Solution-Processed Bulk-Heterojunction Solar Cells Based on Monodisperse Dendritic Oligothiophenes

A novel family of soluble conjugated dendritic oligothiophenes (DOTs) as monodisperse 3D macromolecular architectures was characterized with respect to optical and redox properties in solution and in solid films. Band gaps of 2.5–2.2 eV, typical for organic semiconductors, were determined as well as HOMO/LUMO energy levels ideal for efficient electron transfer to acceptors such as [6,6]‐phenyl‐C61‐butyric acid methyl ester (PCBM) identifying them as suitable materials for solar cell applications.
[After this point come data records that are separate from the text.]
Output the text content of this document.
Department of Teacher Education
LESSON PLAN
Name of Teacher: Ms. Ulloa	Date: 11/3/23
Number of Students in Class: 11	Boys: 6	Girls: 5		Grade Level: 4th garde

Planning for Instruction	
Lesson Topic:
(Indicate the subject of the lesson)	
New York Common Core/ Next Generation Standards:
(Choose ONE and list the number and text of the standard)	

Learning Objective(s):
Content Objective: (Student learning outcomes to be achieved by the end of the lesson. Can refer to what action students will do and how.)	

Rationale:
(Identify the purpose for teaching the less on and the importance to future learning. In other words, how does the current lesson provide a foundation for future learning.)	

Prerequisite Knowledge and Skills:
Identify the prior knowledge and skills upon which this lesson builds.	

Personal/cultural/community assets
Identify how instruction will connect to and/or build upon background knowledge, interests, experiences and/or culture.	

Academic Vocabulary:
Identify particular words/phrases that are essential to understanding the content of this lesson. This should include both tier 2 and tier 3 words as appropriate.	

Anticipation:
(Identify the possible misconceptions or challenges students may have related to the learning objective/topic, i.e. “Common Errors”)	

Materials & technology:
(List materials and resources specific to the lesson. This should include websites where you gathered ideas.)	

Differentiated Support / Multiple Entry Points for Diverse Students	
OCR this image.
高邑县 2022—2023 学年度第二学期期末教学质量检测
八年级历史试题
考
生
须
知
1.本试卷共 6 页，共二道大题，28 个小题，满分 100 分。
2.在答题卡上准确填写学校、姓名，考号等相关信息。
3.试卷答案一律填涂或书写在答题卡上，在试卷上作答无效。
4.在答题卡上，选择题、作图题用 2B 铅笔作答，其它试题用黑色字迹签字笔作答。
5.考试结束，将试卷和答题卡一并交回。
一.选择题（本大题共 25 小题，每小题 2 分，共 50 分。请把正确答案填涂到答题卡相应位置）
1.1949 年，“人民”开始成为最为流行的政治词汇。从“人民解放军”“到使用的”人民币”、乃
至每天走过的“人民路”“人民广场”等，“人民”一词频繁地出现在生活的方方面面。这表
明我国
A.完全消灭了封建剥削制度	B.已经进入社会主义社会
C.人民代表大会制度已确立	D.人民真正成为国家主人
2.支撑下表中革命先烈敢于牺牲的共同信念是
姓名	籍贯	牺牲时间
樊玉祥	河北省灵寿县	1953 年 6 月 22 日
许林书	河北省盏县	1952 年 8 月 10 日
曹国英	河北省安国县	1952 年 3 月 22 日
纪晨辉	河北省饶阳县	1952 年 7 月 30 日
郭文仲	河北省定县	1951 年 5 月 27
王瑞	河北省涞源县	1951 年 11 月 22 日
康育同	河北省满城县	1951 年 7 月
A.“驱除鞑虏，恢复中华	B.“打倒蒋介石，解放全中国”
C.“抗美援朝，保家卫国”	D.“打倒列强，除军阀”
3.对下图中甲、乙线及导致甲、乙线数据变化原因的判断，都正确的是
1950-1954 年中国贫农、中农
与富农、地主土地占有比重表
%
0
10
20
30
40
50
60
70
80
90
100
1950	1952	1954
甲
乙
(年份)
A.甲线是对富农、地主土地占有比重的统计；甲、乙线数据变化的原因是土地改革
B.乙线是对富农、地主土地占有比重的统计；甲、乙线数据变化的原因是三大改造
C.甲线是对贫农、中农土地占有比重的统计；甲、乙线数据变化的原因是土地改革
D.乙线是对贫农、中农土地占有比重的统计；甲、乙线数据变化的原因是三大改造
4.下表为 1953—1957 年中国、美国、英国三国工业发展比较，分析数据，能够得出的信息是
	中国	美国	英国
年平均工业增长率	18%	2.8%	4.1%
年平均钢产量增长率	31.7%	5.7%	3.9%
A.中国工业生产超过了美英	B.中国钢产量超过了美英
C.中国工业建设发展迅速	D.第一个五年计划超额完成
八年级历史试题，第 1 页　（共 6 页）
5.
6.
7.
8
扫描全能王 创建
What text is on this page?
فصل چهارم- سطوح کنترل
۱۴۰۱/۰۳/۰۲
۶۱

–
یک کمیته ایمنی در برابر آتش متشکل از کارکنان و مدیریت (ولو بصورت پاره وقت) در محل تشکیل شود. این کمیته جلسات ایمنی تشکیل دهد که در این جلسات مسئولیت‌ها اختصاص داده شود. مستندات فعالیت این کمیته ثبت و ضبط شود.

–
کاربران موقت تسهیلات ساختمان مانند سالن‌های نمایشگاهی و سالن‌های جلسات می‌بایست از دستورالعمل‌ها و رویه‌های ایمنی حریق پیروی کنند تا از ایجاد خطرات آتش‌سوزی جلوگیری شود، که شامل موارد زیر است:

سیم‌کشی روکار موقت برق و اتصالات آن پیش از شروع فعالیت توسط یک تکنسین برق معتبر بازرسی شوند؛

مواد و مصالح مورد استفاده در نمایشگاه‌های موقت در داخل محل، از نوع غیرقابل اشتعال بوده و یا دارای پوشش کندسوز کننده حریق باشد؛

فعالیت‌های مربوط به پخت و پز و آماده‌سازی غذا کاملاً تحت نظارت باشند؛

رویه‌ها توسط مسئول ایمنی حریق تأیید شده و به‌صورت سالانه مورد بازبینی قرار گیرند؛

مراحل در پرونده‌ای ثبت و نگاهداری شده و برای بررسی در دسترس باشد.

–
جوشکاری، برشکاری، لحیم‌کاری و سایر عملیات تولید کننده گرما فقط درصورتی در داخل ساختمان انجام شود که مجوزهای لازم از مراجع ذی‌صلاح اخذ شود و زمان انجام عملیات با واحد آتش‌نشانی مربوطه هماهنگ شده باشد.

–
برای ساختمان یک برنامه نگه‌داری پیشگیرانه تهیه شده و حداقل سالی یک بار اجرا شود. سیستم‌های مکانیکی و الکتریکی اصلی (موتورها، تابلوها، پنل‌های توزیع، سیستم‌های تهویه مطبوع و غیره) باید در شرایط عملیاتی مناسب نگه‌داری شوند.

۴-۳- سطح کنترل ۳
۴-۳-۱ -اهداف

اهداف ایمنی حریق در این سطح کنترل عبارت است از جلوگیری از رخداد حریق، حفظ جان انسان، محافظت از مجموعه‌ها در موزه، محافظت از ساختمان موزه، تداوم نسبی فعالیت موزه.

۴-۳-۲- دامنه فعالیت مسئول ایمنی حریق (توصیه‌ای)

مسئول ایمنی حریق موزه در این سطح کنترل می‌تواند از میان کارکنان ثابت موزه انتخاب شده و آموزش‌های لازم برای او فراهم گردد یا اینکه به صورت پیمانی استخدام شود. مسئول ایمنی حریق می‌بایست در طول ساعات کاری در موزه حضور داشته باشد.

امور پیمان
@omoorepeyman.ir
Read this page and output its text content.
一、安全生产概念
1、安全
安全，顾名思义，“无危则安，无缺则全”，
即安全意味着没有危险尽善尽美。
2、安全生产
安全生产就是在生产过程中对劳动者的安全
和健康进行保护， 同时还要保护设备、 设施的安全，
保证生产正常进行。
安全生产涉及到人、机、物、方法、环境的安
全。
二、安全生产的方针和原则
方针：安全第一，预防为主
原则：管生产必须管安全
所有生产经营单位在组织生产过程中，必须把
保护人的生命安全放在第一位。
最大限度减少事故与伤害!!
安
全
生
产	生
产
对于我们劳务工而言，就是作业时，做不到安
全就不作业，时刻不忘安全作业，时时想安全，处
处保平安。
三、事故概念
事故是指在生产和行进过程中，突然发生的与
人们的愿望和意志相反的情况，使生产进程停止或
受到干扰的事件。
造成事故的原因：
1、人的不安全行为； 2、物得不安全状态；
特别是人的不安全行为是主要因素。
Solution‐processed bulk‐heterojunction solar cells using DOTs as electron donor and PCBM as acceptor were prepared and investigated. High open‐circuit voltages VOC of 1.0 V and power‐conversion efficiencies up to 1.72% were obtained for the DOT‐based devices. The higher generations DOTs provide the highest efficiencies. Based on the monodispersity of the DOTs, an analysis of the molar ratio between donor and acceptor in the blended film was possible leading to an optimal value of five to six thiophene units per PCBM. Solution‐processed bulk‐heterojunction solar cells using novel monodisperse dendritic oligothiophenes (DOTs) as the donor and a fullerene derivative (PCBM) as the acceptor are prepared and investigated. Devices show high open‐circuit voltages of 1.0 V and reach power‐conversion efficiencies up to 1.7%. Based on the monodispersity of the DOTs, an analysis of the molar ratio between donor and acceptor in the blended film is performed leading to an optimal value of five to six thiophene units per PCBM.